Post

OSQuery - From Zero to Hero

Osquery is a powerful host instrumentation framework originally developed by Facebook that enables you to treat your operating system as a relational database. It allows you to query system information using SQL, making it a versatile tool for system monitoring, security analysis, and infrastructure management.
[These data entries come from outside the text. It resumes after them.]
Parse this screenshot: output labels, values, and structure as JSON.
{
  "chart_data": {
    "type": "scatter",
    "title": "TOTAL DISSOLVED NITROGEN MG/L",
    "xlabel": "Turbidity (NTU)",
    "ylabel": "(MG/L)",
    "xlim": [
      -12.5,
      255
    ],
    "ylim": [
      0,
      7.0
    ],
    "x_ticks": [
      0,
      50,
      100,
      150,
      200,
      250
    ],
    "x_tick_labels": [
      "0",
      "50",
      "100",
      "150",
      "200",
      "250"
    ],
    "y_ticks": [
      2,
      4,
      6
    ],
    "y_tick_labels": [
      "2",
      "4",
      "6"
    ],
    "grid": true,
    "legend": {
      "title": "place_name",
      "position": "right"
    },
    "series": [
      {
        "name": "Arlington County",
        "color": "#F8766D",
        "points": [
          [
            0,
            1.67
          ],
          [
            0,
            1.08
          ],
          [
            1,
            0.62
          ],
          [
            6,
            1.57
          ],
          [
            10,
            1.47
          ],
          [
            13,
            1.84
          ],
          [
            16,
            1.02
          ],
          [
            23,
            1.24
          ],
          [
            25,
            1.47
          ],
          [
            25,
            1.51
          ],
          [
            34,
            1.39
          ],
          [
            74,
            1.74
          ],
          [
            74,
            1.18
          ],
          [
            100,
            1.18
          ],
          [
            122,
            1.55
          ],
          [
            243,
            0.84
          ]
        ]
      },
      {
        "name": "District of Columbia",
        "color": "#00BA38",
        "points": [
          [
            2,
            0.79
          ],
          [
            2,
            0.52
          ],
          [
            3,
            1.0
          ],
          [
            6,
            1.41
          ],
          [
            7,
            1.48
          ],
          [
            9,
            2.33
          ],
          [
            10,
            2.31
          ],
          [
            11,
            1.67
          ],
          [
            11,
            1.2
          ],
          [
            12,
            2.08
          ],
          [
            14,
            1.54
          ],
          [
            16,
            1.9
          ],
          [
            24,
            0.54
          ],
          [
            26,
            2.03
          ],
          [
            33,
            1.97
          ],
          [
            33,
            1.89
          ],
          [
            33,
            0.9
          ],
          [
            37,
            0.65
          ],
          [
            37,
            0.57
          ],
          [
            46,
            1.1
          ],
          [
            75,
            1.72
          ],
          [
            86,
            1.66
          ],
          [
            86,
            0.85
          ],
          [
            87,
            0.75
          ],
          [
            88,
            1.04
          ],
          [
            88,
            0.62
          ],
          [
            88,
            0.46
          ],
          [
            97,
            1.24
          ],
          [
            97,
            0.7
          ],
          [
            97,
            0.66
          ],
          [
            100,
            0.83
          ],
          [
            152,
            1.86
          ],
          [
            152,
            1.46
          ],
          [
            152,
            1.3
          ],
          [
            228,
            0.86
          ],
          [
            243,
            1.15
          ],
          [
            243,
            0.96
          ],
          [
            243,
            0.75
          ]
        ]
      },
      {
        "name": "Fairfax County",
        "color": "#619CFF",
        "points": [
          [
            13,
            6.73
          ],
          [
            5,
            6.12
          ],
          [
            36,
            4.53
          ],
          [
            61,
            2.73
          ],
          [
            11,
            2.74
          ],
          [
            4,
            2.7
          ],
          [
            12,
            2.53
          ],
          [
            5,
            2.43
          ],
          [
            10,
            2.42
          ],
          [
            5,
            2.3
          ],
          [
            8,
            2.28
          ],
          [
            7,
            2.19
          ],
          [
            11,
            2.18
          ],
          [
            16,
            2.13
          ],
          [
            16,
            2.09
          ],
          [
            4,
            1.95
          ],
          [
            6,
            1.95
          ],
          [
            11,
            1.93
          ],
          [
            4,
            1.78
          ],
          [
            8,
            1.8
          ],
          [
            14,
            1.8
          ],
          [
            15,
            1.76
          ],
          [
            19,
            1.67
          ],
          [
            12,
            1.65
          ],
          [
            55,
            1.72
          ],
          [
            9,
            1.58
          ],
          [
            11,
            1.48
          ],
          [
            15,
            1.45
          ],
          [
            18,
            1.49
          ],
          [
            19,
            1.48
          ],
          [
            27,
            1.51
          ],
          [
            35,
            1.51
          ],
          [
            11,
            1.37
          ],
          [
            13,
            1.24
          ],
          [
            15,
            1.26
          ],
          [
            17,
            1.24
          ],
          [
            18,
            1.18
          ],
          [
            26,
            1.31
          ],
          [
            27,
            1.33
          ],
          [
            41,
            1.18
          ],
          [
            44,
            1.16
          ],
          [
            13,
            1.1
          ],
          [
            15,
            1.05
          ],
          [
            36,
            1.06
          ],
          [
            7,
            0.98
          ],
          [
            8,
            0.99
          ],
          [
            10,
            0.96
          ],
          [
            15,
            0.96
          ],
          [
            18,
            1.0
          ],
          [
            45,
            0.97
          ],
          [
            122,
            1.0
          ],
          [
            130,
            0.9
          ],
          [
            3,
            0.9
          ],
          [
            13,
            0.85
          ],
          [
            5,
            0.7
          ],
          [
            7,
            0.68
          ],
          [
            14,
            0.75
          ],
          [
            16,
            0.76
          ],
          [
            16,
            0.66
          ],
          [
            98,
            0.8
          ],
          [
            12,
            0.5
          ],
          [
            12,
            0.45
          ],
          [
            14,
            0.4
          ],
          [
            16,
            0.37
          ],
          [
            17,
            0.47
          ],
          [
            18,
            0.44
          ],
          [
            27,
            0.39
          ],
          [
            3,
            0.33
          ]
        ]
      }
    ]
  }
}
OSQuery - From Zero to Hero

Table of Contents

  1. Introduction to Osquery
  2. Understanding Osquery’s Architecture
  3. Installation Guide
  4. Basic Usage and First Queries
  5. Osquery Interactive Mode (osqueryi)
  6. Osquery Daemon Mode (osqueryd)
  7. Tables and Schema
  8. Writing Effective Queries
  9. Configuration Files
  10. Query Packs
  11. Scheduled Queries
  12. File Integrity Monitoring
  13. Event-Based Tables
  14. Osquery Extensions
  15. Distributed Queries
  16. Security Monitoring Use Cases
  17. Performance Optimization
  18. Logging and Data Collection
  19. Integration with Other Tools
  20. Advanced Deployment at Scale
  21. Troubleshooting
  22. Resources and Further Learning

Introduction to Osquery

One of the most powerful features of Osquery is its cross-platform compatibility - it works on macOS, Linux, and Windows, allowing you to use the same queries across different environments. This eliminates the need for custom scripts for each platform, providing consistent data collection regardless of the operating system.

Key Benefits of Osquery

  1. Cross-Platform Support: Works consistently across macOS, Linux, and Windows systems
  2. SQL Interface: Uses familiar SQL syntax, making it accessible for those with database experience
  3. Extensive Data Collection: Gathers rich system data including running processes, user logins, network connections, browser plugins, loaded kernel modules, hardware events, file hashes, and more
  4. Open Source: Benefits from community contributions and transparency
  5. Flexibility: Can be used for security monitoring, compliance checks, IT operations, and troubleshooting

Understanding Osquery’s Architecture

Osquery has two main components that serve different purposes:

  1. Osqueryi (Interactive Mode): A command-line interface for executing ad-hoc SQL queries directly on the system
  2. Osqueryd (Daemon Mode): A background service that runs scheduled queries and logs the results for analysis

Under the hood, Osquery uses SQLite as its query engine, leveraging SQLite’s query parsing, optimization, and execution functionality. However, it doesn’t use SQLite for data storage. Instead, it generates most data on-the-fly through “Virtual Tables” at query execution time. For persistent storage needs, Osquery uses an embedded RocksDB database.

Installation Guide

Let’s go through installation steps for different platforms:

Ubuntu/Debian Installation

For Ubuntu or Debian-based systems, you can use the official repository:

1
2
3
4
5
6
7
8
9
10
# Set up the repository key
export OSQUERY_KEY=1484120AC4E9F8A1A577AEEE97A80C63C9D8B80B
sudo apt-key adv --keyserver hkp://keyserver.ubuntu.com:80 --recv-keys $OSQUERY_KEY

# Add the repository
sudo add-apt-repository 'deb [arch=amd64] https://pkg.osquery.io/deb deb main'

# Update package lists and install osquery
sudo apt update
sudo apt install osquery

macOS Installation

1
2
3
4
5
6
# Using Homebrew
brew update
brew install osquery

# Alternatively, download the package from the official website
# https://osquery.io/downloads

Windows Installation

Download the installer from the official website (https://osquery.io/downloads) and follow the installation instructions provided.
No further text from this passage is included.